Admittedly, the 60-year old Oprah painted the greatest and not-so-greatest older generations with too broad a brush of aggrievement. And astonishing, too, coming from the one-time architect of touch-feely television therapy whose stock-in-trade is engagement, approachability, and likeability.
But perhaps Oprah was merely affirming — although in a ham-handed way what Denis Leary said a few years ago about the generational legacies we leave our children. “Racism isn’t born,” Leary said. “It’s taught.”
Race matters.
Bigoted attitudes may be fading with the passing of preceding generations. The young do appear generally more enlightened and open-minded on such matters. But that’s not to say they don’t linger. Not long ago, yet another survey revealed that for those 18 to 30-year olds of the Millennial Generation, race continues to matter.
And unfortunately, it also still matters and in a much less benign way to members of the Boomer generation. Of whom one commentator refers to as “the last reminders of our racist, homophobic, sexist past. When you look at those “white only” diners and drinking fountains in those photos from the 1960s you just can’t believe it. Or how women were treated. And gays. But many of our beloved boomers were teenagers back then, living with parents who watched Ozzie and Harriet and raised to believe that people who weren’t white weren’t to be trusted, women were meant to stay at home and gays were sinners.”
Habitually repentant?
And with that, we turn back to another signpost that race continues to matter and to that aptly named former Chief Judge of the U.S. District Court for Montana and now retired — 70-year old Dick Cebull. No matter his other achievements, he’s the jurist now best-remembered for passing around racist anti-Obama emails.
Well, there’s an update. As it happens, what was once believed to be aberrational and leading to a belated racist email repentance — has now turned out to be something of a bad habit. It now appear he just happened to get caught forwarding that one particularly nasty email that suggested President Obama’s mother had sex with a dog.

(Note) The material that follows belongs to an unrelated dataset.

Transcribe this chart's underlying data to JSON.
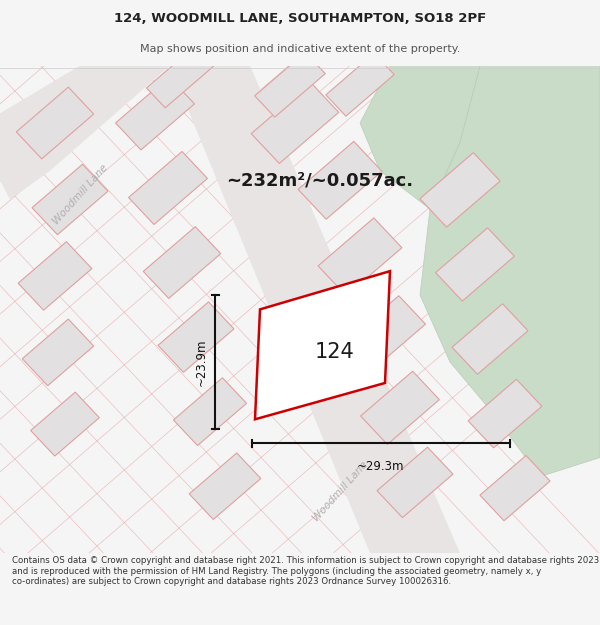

“I didn’t send it as racist, although that’s what it is,” he lamely said afterward. “I sent it out because it’s anti-Obama.”
Last Friday, a Memorandum of Decision in the Proceeding in Review of the Order and Memorandum of the Judicial Council of the Ninth Circuit divulged that Judge Cebull had actually sent hundreds of other bigoted emails.
The majority of the emails the former Montana federal judge sent via his office email account were political in nature. But as the memorandum additionally disclosed, “A significant number of emails were race related. Whether cast as jokes or serious commentary, the emails showed disdain and disrespect for African Americans, Native Americans and Hispanics, especially those who are not in the United States legally. A similarly significant number of emails related to religion and showed disdain for certain faiths. Approximately the same number of emails concerned women and/or sexual topics and were disparaging of women. A few emails contained inappropriate jokes relating to sexual orientation.”
But for the objection of U.S. 3rd Circuit Judge Theodore McKee, the public might never have known the extent of Judge Cebull’s misconduct.
Judge McKee had accused the 9th Circuit investigative panel of hiding Cebull’s misconduct because of their failure to release their findings. Once Cebull conveniently resigned, they’d proclaiming the whole thing “moot” and filed away Cebull’s embarrassing revelations.
Fortunately, the Committee on Judicial Conduct and Disability of the Judicial Conference of the United States found the lower panel in error when it withheld its investigative findings. The Committee stated, “The imperative transparency of the complaint process compels publication of orders finding judicial misconduct.”